Review: Given his track record in producing simmering slow jams and seductive grooves, you'd expect Cole Medina to be rather handy between the sheets. Regardless, he's at it again (arf) with another two-tracker packed with wide-eyed, loved-up grooves. "Close 2 U" is particularly delicious, offering a head-nodding chunk of 100BPM goodness that pairs seductive slo-mo disco grooves with filter-laden modern soul vocal samples. By the time it finishes, you'll be undressed, greased up and ready for action. The more upbeat "If I Ever" continues the R&B fixation, chucking select soul vocal samples over a hip wigglin' deep house groove and kissable chords. In a word: sticky.
What I Like (Is House Music) (L'Equipe Du Son remix) - (5:59) 124 BPM
What I Like (Is House Music) (Reinoud Van Toledo remix) - (5:17) 124 BPM
Review: While Cole Media has always been capable of cranking out sweaty floorfillers, much of his best music bobs along at a more sedate tempo (remember that blissful smack-house dub of the Bee Gees from a few years back?). "What I Like (Is House Music)" bobs along at a head-nodding 112 BPM, offering a warm, melodic and organ-heavy fusion of deep house, sun-warm nu-Balearica and knowing garage revivalism. It's a pleasing combination. There are two more upbeat interpretations for those seeking bare dancefloor thrills. L'Equipe Du Son delivers a sax-laden homage to mid-90s New York house, while Reinoud van Toledon offers a mix of touchy-feely chords and tribal percussion.

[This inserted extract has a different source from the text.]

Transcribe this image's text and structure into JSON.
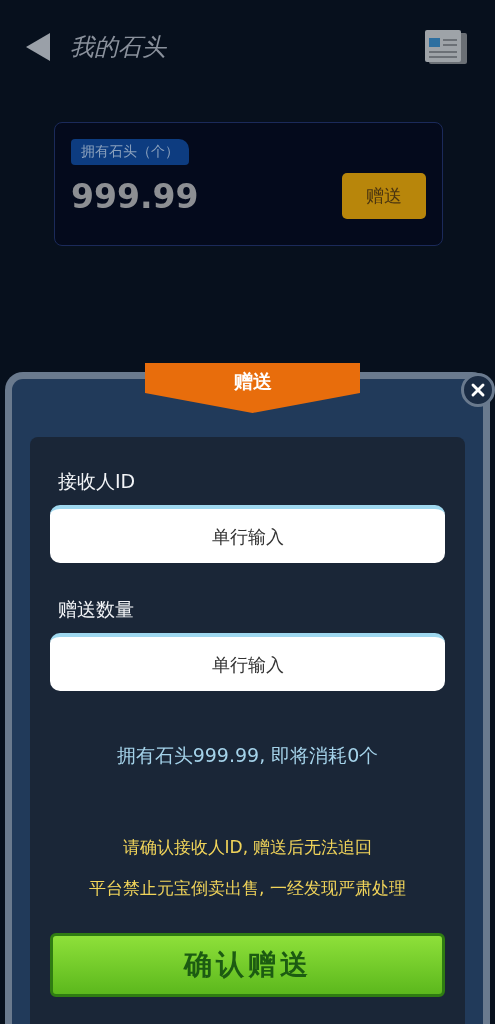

Review: Here's an interesting proposition from veteran disco/deep house fusionist Cole Medina, a man whose productions are rarely less than excellent. "Love For The Sake Of House" is particularly memorable, impressively fusing elements of Claudja Barry's slo-mo disco classic "Love For The Sake Of Love" with sturdy house beats and, most notably, a super-slick R&B accapella. It shouldn't work, but it really does. "Party Jam", meanwhile, ups the tempo, turning a forgotten P-funk number into a formidable chunk of contemporary dancefloor funk. With a thick electrofunk bassline, sweaty vocal stabs and some neat guitar cut-ups, it's a real winner.
Review: For this 11th edition of the Whiskey Disco series, Sleazy McQueen has gathered together a series of decidedly loved-up re-edits, many with a real AOR feel. That's certainly the case with "Moonlight" - a wonky bundle of 6am sunrise hugs edited into shape by Yves Saint Lau'rant - and Anthony Mansfield's delightfully subdued "Cosmic Annie". There's some straight-up party flavours in the shape of Disco Tech's bumpin' rework of perennial Dolly Parton fave "Jolene", while Cole Medina successfully dubs out a deep house love song on "Your Love".
Review: Following a couple of years when he's rocked more uptempo rhythms, Cole Medina makes a return to the sumptuous, soul-flecked sound with which he made his name. Both "Stay With Cole" and the gorgeous "Aint No Funq" recall the orgasmic, touchy-feely vibes of his infamous Bee Gees rework ("Cole Loves You Inside & Out"), working a glut of glossy, string-laden soul samples into steaming slices of slo-mo sensuality. "Cole's Just Crazy" throws some 80s soul into the pot for max end-of-night slow-dance pressure, but it's the other two tracks that really excel. Sexytime with Cole, anyone?